4. The bilateral reduction forceps for spondylolisthesis according to claim 3, wherein the upper driving arm and the lower driving arm are both connected with the first connecting rod through screw threads, the thread directions of both sides of the screw are opposite, the middle part of the screw is a polished rod and is provided with a knurled disc for driving the screw to rotate, and the screw and the knurled disc constitute the adjusting mechanism.

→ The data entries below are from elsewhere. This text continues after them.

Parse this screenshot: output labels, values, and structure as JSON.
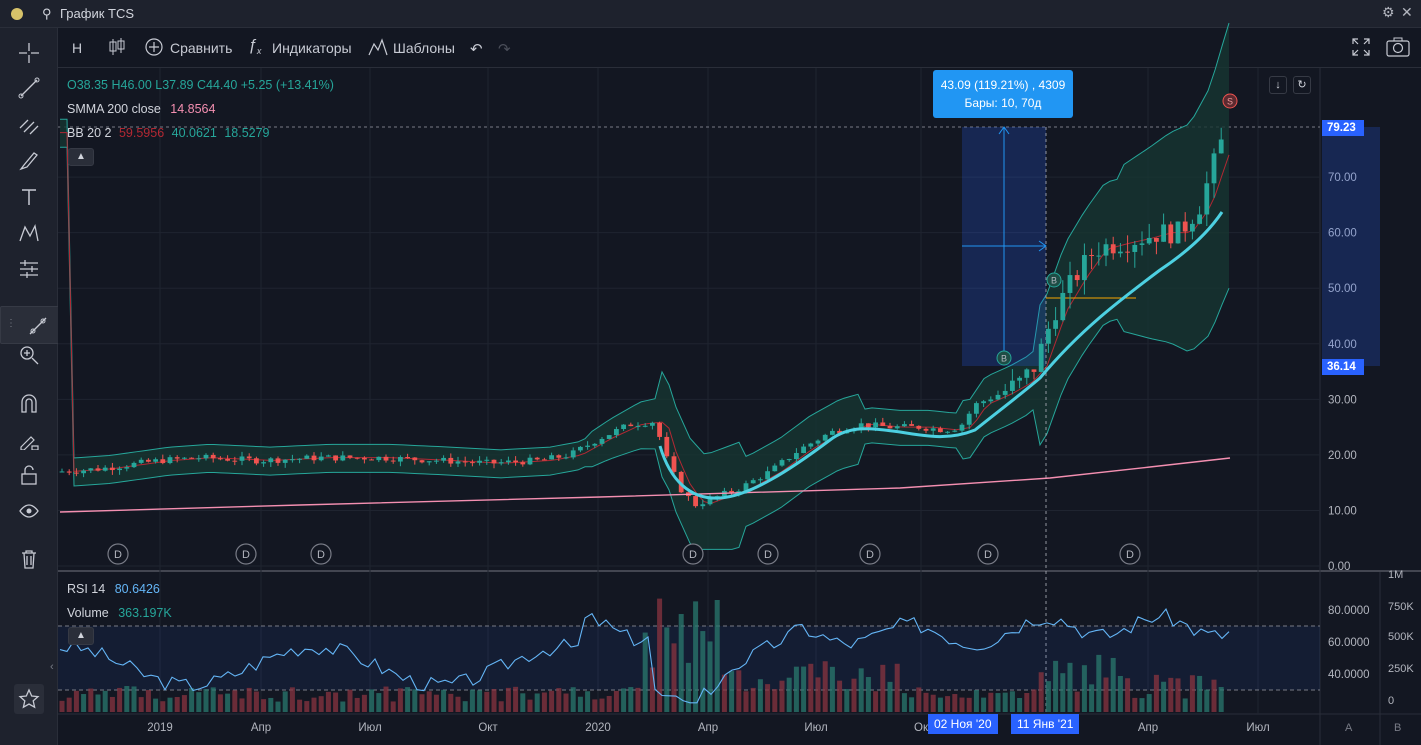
{
  "window": {
    "title": "График TCS"
  },
  "toolbar": {
    "interval": "Н",
    "compare": "Сравнить",
    "indicators": "Индикаторы",
    "templates": "Шаблоны"
  },
  "legend": {
    "ohlc": "O38.35 H46.00 L37.89 C44.40 +5.25 (+13.41%)",
    "smma_label": "SMMA 200 close",
    "smma_value": "14.8564",
    "bb_label": "BB 20 2",
    "bb_upper": "59.5956",
    "bb_mid": "40.0621",
    "bb_lower": "18.5279",
    "rsi_label": "RSI 14",
    "rsi_value": "80.6426",
    "vol_label": "Volume",
    "vol_value": "363.197K"
  },
  "measure": {
    "line1": "43.09 (119.21%) , 4309",
    "line2": "Бары: 10, 70д"
  },
  "price_axis": {
    "ticks": [
      "70.00",
      "60.00",
      "50.00",
      "40.00",
      "30.00",
      "20.00",
      "10.00",
      "0.00"
    ],
    "tag_high": "79.23",
    "tag_low": "36.14"
  },
  "rsi_axis": {
    "ticks": [
      "80.0000",
      "60.0000",
      "40.0000"
    ]
  },
  "volume_axis": {
    "ticks": [
      "1M",
      "750K",
      "500K",
      "250K",
      "0"
    ]
  },
  "time_axis": {
    "labels": [
      "2019",
      "Апр",
      "Июл",
      "Окт",
      "2020",
      "Апр",
      "Июл",
      "Ок",
      "Апр",
      "Июл"
    ],
    "tag_start": "02 Ноя '20",
    "tag_end": "11 Янв '21"
  },
  "markers": {
    "dividend": "D",
    "buy": "B",
    "sell": "S"
  },
  "corner": {
    "a": "A",
    "b": "B"
  },
  "colors": {
    "up": "#26a69a",
    "down": "#ef5350",
    "accent": "#2962ff",
    "bb_fill": "#1a3a36",
    "smma": "#f48fb1",
    "trend": "#4dd0e1"
  }
}
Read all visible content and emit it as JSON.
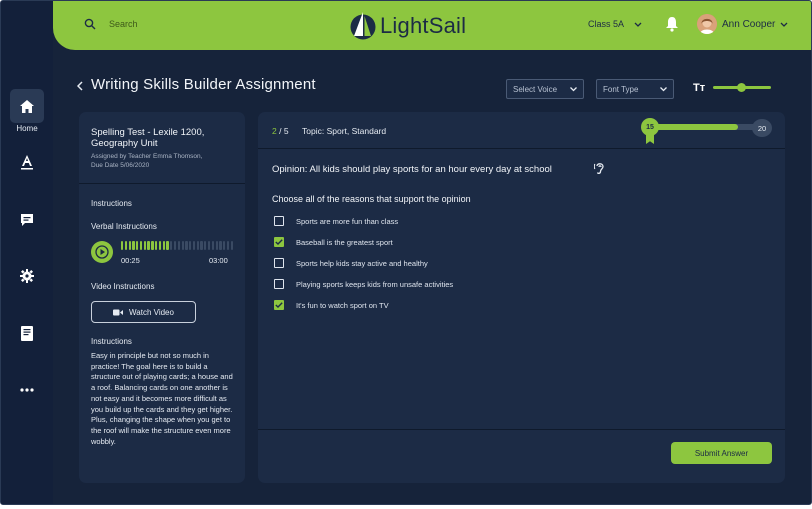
{
  "topbar": {
    "search_placeholder": "Search",
    "brand": "LightSail",
    "class_selected": "Class 5A",
    "user_name": "Ann Cooper"
  },
  "sidebar": {
    "items": [
      {
        "label": "Home",
        "icon": "home-icon",
        "active": true
      },
      {
        "label": "",
        "icon": "font-icon"
      },
      {
        "label": "",
        "icon": "chat-icon"
      },
      {
        "label": "",
        "icon": "gear-icon"
      },
      {
        "label": "",
        "icon": "book-icon"
      },
      {
        "label": "",
        "icon": "more-icon"
      }
    ]
  },
  "header": {
    "title": "Writing Skills Builder Assignment",
    "voice_select": "Select Voice",
    "font_select": "Font Type",
    "text_size_label": "Tт",
    "text_size_level": 0.45
  },
  "assignment": {
    "title": "Spelling Test - Lexile 1200, Geography Unit",
    "assigned_by": "Assigned by Teacher Emma Thomson,",
    "due_date": "Due Date 5/06/2020",
    "instructions_label": "Instructions",
    "verbal_label": "Verbal Instructions",
    "audio_elapsed": "00:25",
    "audio_total": "03:00",
    "audio_progress": 0.44,
    "video_label": "Video Instructions",
    "watch_label": "Watch Video",
    "instructions_heading": "Instructions",
    "instructions_body": "Easy in principle but not so much in practice! The goal here is to build a structure out of playing cards; a house and a roof. Balancing cards on one another is not easy and it becomes more difficult as you build up the cards and they get higher. Plus, changing the shape when you get to the roof will make the structure even more wobbly."
  },
  "question": {
    "current": "2",
    "total": "/ 5",
    "topic": "Topic: Sport, Standard",
    "progress_current": "15",
    "progress_max": "20",
    "progress_fraction": 0.75,
    "opinion": "Opinion: All kids should play sports for an hour every day at school",
    "prompt": "Choose all of the reasons that support the opinion",
    "options": [
      {
        "text": "Sports are more fun than class",
        "checked": false
      },
      {
        "text": "Baseball is the greatest sport",
        "checked": true
      },
      {
        "text": "Sports help kids stay active and healthy",
        "checked": false
      },
      {
        "text": "Playing sports keeps kids from unsafe activities",
        "checked": false
      },
      {
        "text": "It's fun to watch sport on TV",
        "checked": true
      }
    ],
    "submit_label": "Submit Answer"
  },
  "colors": {
    "accent": "#8dc63f",
    "panel": "#1c2b45",
    "background": "#16233a"
  }
}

5. The bilateral reduction forceps for spondylolisthesis according to claim 4, wherein the upper driving arm and the lower driving arm are provided with positioning guide posts, and the first connecting rod is provided with through holes matched with the positioning guide posts.

6. The bilateral reduction forceps for spondylolisthesis according to claim 3, wherein the lateral slide ways are fixed at the hinge shafts of the upper driving arm and the lower driving arm, and the lateral slide ways on one side of the forceps body are U-shaped.

7. The bilateral reduction forceps for spondylolisthesis according to claim 6, wherein a circumferential convex ring is arranged at the rear part of the inner sleeve, and guide grooves which extend along the left and right sides of the forceps body and are used for accommodating the circumferential convex ring are arranged in the transverse slide way.

8. The bilateral reduction forceps for spondylolisthesis of claim 6, wherein a first limiting ring is arranged at the rear end of the inner sleeve, and the front surface of the first limiting ring abuts against the rear end surface of the transverse slideway.

9. The bilateral reduction forceps for spondylolisthesis of claim 6, wherein a second limit ring for limiting the sliding sleeve is arranged at the middle-rear part of the inner sleeve.

10. The bilateral reduction forceps for spondylolisthesis according to any one of claims 1-9, wherein a pair of left and right elastic clamping arms for connecting the U-shaped grooves of the pedicle screws are arranged at the front part of the inner sleeve, and a slot for accommodating a titanium rod is arranged between the elastic clamping arms; the front part of the sliding sleeve is provided with a squeezing part for squeezing the elastic clamping arm; the outer surface of the elastic clamping arm is provided with a boss, and the extrusion part of the sliding sleeve is a pair of upper and lower extrusion arms.